Easy example of this would be Cohortes Urbanae in ancient Rome which was specifically formed because the Praetorian Guard was too corrupt even by Roman standards at the time and mobs, gangs and 'random' violence were common.

1 comments

The Romans had slaves. What are the chances that "Cohortes Urbanae" prioritized their interests? Do you argue here that police now are not different in significant ways from whatever those forces were? BLM might agree with you (me too!), but that isn't an argument against anarchism...

This is how fearful people fool themselves. They paint over the authoritarian excess of the past with anachronistic illusions of the present. Instead, they should realize that the unmistakable evils of authoritarians past indict those of the present, even if we tell ourselves that it's different this time.

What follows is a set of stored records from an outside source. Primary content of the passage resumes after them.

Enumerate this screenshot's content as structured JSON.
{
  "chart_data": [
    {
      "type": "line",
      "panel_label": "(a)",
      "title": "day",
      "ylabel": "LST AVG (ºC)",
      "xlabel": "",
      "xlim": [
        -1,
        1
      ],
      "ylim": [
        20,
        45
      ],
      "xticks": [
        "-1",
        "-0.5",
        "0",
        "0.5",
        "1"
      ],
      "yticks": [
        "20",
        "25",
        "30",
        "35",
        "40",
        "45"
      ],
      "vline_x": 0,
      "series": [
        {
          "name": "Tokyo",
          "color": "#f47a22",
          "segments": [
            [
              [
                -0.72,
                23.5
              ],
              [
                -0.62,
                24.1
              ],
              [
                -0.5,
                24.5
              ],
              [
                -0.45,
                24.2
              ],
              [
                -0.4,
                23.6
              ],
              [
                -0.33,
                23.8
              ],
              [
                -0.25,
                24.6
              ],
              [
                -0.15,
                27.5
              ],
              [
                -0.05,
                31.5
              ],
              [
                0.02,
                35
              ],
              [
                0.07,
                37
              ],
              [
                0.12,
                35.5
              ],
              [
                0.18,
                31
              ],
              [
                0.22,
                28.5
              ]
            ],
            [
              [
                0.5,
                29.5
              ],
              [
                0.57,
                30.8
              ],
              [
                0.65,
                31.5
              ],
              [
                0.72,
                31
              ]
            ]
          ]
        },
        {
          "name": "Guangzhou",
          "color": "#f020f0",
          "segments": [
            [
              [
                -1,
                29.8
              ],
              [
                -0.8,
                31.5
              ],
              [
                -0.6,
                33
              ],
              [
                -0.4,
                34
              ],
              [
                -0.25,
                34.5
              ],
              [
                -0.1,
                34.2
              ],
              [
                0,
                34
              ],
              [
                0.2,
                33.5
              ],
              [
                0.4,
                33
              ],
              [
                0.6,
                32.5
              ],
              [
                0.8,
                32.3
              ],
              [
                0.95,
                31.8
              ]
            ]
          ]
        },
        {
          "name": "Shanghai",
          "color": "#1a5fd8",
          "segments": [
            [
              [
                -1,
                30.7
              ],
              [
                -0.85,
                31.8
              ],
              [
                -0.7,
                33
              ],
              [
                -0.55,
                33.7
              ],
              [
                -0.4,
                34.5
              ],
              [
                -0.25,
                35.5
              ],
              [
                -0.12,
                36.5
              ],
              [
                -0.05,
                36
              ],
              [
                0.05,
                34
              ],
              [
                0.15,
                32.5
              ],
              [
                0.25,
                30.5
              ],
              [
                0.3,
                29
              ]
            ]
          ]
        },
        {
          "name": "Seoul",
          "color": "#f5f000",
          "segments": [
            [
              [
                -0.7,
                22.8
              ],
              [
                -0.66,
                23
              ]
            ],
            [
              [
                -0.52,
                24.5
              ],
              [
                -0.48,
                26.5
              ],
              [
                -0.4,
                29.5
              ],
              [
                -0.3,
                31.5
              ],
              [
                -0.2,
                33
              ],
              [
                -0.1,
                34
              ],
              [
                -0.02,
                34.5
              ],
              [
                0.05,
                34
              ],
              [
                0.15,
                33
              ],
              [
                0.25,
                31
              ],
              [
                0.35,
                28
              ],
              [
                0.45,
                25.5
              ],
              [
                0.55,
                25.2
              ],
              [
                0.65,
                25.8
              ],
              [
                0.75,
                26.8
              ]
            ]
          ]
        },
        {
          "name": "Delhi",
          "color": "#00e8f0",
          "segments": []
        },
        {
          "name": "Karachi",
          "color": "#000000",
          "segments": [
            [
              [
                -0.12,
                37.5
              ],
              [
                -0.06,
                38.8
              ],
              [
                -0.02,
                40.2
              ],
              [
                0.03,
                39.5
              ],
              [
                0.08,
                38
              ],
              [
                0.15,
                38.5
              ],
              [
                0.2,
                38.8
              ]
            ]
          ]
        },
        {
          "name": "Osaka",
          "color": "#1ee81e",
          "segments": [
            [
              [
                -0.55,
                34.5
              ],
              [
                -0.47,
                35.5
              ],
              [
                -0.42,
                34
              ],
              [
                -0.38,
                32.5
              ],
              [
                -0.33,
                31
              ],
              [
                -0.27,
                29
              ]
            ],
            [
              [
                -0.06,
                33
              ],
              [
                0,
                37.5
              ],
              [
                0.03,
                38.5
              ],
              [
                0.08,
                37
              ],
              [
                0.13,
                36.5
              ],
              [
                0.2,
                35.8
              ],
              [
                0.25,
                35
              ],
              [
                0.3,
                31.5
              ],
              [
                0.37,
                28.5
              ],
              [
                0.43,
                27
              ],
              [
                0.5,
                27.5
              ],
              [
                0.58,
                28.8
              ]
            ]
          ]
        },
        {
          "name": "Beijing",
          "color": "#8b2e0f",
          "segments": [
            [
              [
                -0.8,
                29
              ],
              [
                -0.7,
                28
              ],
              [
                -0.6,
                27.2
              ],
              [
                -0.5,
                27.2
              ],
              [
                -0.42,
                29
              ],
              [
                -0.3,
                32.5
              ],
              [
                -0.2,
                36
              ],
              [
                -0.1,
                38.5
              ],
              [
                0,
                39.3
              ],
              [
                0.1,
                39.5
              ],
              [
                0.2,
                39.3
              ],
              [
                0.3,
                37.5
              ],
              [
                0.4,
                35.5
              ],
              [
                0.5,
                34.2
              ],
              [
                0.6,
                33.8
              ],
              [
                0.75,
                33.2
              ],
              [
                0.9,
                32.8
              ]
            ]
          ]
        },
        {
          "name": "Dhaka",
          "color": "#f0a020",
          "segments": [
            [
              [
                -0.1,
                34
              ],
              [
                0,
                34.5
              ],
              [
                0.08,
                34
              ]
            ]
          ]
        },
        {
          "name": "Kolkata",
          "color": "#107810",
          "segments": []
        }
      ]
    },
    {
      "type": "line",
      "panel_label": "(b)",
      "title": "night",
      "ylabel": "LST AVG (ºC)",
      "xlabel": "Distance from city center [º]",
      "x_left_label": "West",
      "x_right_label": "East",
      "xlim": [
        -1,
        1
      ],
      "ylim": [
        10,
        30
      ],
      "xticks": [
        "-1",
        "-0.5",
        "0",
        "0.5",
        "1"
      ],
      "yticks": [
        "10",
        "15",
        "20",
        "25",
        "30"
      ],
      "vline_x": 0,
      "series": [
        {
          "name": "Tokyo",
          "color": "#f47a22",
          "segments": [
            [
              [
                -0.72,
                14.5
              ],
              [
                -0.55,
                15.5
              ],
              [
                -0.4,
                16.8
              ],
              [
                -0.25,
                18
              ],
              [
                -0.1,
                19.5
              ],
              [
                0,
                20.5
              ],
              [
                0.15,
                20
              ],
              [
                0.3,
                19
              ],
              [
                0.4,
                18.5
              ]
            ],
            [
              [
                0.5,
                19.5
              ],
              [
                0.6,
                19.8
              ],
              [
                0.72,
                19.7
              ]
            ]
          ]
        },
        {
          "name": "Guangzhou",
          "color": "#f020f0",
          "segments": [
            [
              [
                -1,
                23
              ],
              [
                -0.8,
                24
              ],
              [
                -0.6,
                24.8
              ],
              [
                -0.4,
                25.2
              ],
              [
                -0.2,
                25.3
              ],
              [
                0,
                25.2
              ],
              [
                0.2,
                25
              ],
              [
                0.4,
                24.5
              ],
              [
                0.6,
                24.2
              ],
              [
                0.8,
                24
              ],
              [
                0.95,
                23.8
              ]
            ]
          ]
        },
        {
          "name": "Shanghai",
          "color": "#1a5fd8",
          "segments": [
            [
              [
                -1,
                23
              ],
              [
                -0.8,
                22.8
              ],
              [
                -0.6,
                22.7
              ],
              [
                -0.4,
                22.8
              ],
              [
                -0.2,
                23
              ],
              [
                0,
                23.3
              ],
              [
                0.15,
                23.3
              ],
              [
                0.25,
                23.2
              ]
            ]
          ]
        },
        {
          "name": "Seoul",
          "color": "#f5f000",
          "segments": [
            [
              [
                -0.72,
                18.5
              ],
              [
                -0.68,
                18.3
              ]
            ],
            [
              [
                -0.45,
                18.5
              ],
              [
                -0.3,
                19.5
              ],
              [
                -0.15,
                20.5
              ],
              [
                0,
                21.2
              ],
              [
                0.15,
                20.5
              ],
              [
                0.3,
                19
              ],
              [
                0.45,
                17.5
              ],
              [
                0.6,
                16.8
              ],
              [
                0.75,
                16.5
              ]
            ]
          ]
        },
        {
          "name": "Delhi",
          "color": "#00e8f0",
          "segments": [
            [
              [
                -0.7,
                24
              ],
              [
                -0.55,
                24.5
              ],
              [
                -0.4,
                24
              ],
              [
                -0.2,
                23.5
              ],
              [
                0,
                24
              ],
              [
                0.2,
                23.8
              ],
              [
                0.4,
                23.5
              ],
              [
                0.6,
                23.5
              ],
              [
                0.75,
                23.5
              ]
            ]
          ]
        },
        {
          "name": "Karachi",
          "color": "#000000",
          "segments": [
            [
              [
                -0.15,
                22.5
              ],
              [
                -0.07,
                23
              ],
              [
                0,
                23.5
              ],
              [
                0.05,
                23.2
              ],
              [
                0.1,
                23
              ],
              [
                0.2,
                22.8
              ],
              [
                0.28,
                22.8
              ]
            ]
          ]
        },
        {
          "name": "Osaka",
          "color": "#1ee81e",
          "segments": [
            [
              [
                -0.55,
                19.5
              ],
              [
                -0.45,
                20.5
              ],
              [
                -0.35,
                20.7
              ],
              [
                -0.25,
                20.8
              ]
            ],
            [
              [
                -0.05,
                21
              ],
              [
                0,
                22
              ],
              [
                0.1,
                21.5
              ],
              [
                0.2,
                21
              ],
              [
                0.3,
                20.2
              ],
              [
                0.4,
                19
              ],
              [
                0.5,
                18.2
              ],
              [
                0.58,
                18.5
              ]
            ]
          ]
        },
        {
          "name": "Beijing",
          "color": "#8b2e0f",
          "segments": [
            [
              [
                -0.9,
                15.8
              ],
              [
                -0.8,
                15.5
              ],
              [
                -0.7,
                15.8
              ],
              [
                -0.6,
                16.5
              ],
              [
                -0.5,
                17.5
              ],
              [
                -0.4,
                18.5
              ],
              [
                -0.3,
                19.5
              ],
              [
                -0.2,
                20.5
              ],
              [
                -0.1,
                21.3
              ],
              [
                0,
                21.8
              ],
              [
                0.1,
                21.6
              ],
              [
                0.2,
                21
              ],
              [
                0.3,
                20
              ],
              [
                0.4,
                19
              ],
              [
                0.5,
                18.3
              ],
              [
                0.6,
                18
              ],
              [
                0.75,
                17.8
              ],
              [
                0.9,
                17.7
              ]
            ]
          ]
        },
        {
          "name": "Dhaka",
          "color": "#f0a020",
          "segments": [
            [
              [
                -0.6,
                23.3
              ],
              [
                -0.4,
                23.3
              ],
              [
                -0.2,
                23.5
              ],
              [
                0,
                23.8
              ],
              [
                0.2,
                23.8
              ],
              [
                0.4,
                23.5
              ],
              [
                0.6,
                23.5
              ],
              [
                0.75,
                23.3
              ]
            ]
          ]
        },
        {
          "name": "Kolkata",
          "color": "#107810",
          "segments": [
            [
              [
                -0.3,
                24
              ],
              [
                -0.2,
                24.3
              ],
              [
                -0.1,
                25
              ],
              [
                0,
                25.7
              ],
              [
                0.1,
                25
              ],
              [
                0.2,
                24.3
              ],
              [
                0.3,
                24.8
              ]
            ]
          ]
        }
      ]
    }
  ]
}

My argument was that you said police were invented largely as a force in the 19th century for "largely questionable purposes such as racism and anti-unionism." I brought up a pretty clear example of a police force existing in the time of Augustus which had no ties at all to the modern climate. I'm not arguing for or against anarchism. I am arguing for historical accuracy. You can define it as taking the authorities shit as much as you want, but I'm sure I could hear plenty of reasonable counter arguments from state loving people as well about how enforcement of the rule of law provides a stable framework for settling legal disputes and references to Hobbes.